UCF50 – Action Recognition Data Set



Kishore K. Reddy, and Mubarak Shah, Recognizing 50 Human Action Categories of Web Videos, Machine Vision and Applications Journal (MVAP), September 2012.


UCF50 is an action recognition data set of realistic action videos, collected from YouTube, having 50 action categories. This data set is an extension of YouTube Action data set (UCF11) which has 11 action categories.

Most of the available action recognition data sets are not realistic and are staged by actors. In our data set, the primary focus is to provide the computer vision community with an action recognition data set consisting of realistic videos which are taken from youtube. Our data set is very challenging due to large variations in camera motion, object appearance and pose, object scale, viewpoint, cluttered background, illumination conditions, etc. For all the 50 categories, the videos are grouped into 25 groups, where each group consists of more than 4 action clips. The video clips in the same group may share some common features, such as the same person, similar background, similar viewpoint, and so on.

Data Set Details

UCF50 data set’s 50 action categories collected from youtube are: Baseball Pitch, Basketball Shooting, Bench Press, Biking, Biking, Billiards Shot,Breaststroke, Clean and Jerk, Diving, Drumming, Fencing, Golf Swing, Playing Guitar, High Jump, Horse Race, Horse Riding, Hula Hoop, Javelin Throw, Juggling Balls, Jump Rope, Jumping Jack, Kayaking, Lunges, Military Parade, Mixing Batter, Nun chucks, Playing Piano, Pizza Tossing, Pole Vault, Pommel Horse, Pull Ups, Punch, Push Ups, Rock Climbing Indoor, Rope Climbing, Rowing, Salsa Spins, Skate Boarding, Skiing, Skijet, Soccer Juggling, Swing, Playing Tabla, TaiChi, Tennis Swing, Trampoline Jumping, Playing Violin, Volleyball Spiking, Walking with a dog, and Yo Yo.
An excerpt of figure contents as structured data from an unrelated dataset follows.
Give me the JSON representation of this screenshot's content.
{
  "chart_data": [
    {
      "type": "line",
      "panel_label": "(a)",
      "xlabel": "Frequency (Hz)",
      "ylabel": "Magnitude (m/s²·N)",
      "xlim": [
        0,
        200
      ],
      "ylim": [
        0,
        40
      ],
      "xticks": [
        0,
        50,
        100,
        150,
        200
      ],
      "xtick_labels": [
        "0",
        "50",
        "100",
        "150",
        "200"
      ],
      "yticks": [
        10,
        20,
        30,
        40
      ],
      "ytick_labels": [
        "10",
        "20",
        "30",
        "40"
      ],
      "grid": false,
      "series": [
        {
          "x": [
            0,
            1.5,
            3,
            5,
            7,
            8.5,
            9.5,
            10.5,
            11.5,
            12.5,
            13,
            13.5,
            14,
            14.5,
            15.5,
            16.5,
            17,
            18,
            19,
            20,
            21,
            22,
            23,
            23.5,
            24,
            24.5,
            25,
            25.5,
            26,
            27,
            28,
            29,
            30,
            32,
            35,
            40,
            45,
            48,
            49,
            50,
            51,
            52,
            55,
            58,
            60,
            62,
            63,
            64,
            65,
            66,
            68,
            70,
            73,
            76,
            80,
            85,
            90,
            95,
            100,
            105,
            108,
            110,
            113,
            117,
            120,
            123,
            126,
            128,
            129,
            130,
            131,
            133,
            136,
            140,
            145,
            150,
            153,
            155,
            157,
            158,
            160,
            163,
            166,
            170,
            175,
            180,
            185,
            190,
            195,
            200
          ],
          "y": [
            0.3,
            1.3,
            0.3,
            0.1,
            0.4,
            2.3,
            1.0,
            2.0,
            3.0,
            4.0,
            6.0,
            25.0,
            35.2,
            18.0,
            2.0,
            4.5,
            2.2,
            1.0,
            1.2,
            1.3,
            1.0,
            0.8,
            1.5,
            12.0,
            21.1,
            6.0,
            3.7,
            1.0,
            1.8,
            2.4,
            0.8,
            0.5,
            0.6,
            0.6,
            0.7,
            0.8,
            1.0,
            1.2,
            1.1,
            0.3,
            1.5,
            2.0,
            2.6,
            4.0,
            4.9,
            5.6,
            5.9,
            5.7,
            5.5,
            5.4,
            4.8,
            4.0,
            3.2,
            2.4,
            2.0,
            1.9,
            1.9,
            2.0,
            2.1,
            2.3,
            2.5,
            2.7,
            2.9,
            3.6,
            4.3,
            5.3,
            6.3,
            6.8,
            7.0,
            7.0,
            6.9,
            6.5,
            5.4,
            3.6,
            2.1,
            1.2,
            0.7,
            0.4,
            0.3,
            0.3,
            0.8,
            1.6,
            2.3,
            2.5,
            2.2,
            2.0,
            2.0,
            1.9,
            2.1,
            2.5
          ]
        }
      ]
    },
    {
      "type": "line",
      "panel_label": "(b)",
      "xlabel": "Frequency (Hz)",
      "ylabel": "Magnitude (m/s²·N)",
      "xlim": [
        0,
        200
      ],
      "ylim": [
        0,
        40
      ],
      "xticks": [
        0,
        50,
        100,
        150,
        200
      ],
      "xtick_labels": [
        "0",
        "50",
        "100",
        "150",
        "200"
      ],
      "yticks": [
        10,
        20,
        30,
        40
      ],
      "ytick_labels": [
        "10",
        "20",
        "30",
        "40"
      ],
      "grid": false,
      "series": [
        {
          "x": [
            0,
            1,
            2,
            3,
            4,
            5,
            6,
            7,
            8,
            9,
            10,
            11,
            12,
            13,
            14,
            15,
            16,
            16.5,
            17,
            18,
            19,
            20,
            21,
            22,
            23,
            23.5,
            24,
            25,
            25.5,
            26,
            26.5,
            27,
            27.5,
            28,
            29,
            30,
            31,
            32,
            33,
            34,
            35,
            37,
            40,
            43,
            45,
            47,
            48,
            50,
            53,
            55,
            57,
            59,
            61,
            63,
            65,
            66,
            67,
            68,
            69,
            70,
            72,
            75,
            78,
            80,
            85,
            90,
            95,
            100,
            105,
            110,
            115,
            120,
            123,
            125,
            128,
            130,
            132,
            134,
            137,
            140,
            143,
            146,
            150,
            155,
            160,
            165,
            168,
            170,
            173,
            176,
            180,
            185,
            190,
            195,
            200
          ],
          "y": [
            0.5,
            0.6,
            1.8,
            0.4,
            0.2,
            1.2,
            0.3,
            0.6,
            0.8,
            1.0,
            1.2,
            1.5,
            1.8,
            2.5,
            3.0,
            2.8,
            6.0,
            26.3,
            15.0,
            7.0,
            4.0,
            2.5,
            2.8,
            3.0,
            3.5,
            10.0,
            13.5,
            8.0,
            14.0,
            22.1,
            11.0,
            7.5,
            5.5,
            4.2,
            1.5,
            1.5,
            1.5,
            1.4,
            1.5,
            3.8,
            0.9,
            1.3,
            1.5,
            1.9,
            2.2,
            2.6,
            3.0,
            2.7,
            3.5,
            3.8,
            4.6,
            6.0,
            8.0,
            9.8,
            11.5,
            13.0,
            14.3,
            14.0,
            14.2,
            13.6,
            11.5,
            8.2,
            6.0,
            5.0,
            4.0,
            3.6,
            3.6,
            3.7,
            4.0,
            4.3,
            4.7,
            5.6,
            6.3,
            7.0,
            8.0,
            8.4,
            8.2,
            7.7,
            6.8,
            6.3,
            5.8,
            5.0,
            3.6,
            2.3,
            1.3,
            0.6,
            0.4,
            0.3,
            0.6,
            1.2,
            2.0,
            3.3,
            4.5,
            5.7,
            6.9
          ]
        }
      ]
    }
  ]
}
Results (updated September 12, 2012)

If you happen to use UCF50, send us an email with the following details and we will update our web-page with your results.

  • Performance (%)
  • Experimental Setup (In order to keep the reported results consistent, please follow “Leave One Group Out Cross Validation” which will lead to 25 cross-validations. This would eliminate randomness in the experimental setup. Please note that some action categories might have more than 25 groups. In this experimental setup, please consider only the first 25 groups in each action category)
  • Paper details

Note: It is very important to keep the videos belonging to the same group seperate in training and testing. Since the videos in a group are obtained from single long video, sharing videos from same group in training and testing sets would give high performance.